(j3.2006) binding labels and global identifiers
Tue Jun 21 11:49:15 EDT 2011
On 6/20/11 3:38 PM, Van Snyder wrote:
> On Sun, 2011-06-19 at 04:22 -0700, Bill Long wrote:
>> On 6/19/11 2:36 AM, mickistjames at gmail.com wrote:
>>> Robert Corbett wrote:
>>> >Is the program presented above intended to be standard-
>>> I would agree with Malcolm and answer no.
> 16.2p1 says that a binding label is a global identifier, and the name of
> an external procedure is a global identifier. 16.2p2 says two global
> identifiers can't be the same.
> Neither paragraph addresses the question of an identifier the processor
> derives from the identifiers specified by the standard.
> So if the processor mangles an identifier that the standard says is a
> global identifier, and manages to create one that's the same as a
> different global identifier specified in your program, I'd be inclined
> to say the processor, not the program or the standard, is the culprit.
I agree that is what the standard says. The original question is
whether it was the original intention that this particular example
should work. Multiple people have said the answer is no.
>> While one might imagine some scheme to allow the case in the original
>> example to work (since global variables and procedures are different
>> sorts of objects), the even worse example of an interface block for a
>> function with a binding label of subr_ and a function named subr seems
>> intractable in an environment where the Fortran processor appends an
>> underscore to the end of a procedure name. The irony is that the
>> convention of adding an underscore was designed to prevent (accidental)
> This was a bad idea from the outset. It's a shame it got perpetuated.
I certainly agree that is was a bad idea. But, given that the situation
exists, the question is what to do about it. We have certainly
disallowed things in the past based on implementation difficulties or
undue burden on vendors or users.
In this case, there seem to be a couple of resolution paths:
1) Say it really is the rule and encourage compiler vendors to support
something like the gfortran option "-fno-underscoring". Though over
half of their man page entry consists of reasons to not use this option.
One is the possibility you would end up calling a function written in
C which was what the original convention is intended to prevent. Another
notes that you would be incompatible with a lot of already compiled
legacy library code. [The Swedes did bite the bullet and switch to
driving on the right side of the road, so I'm no saying this is
impossible. But I think the change would need to be coordinated with
the Unix community.]
2) Figure out some way to say "don't do that" to programmers without
looking too arbitrary.
In the mean time, I can tell our users that our 'processor' has a bug in
this case and what they should do to avoid being affected.

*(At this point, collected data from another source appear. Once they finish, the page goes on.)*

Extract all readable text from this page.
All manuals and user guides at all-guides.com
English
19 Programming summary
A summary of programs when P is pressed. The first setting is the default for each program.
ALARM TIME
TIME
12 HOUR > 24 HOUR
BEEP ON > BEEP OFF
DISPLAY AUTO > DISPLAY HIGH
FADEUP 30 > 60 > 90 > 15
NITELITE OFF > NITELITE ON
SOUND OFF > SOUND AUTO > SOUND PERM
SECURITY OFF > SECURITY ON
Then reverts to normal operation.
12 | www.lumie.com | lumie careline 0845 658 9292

>>> R303 says that underscores may be used as a significant
>>> character in a name, but I see no provision for low lines,
>>> so if "_" in a binding label is a low line then the functionality
>>> to bind to C names with underscores is simply missing.
>>> Okay, that may have been a joke, but
>>> "subr_" is not a name in the line
>>> REAL, BIND(C, NAME="subr_") :: x = 0.1
>> Right, it is a "binding label".
>>> it is a scalar-char-initialization-expr or some such, so
>>> an implementation that wants to outlaw scalar-char-initialization-expr's
>>> that mimic linker-constructed names with low lines would seem
>>> to be on narrow but reasonable ground. Is there any expectation that
>>> any initialization expr is legal?
>> No. The string has to be legal as a name of the corresponding object in C.
>>> Seems like control characters
>>> are legal in initialization expr's but not in names, if so that would
>>> already be a special case to handle.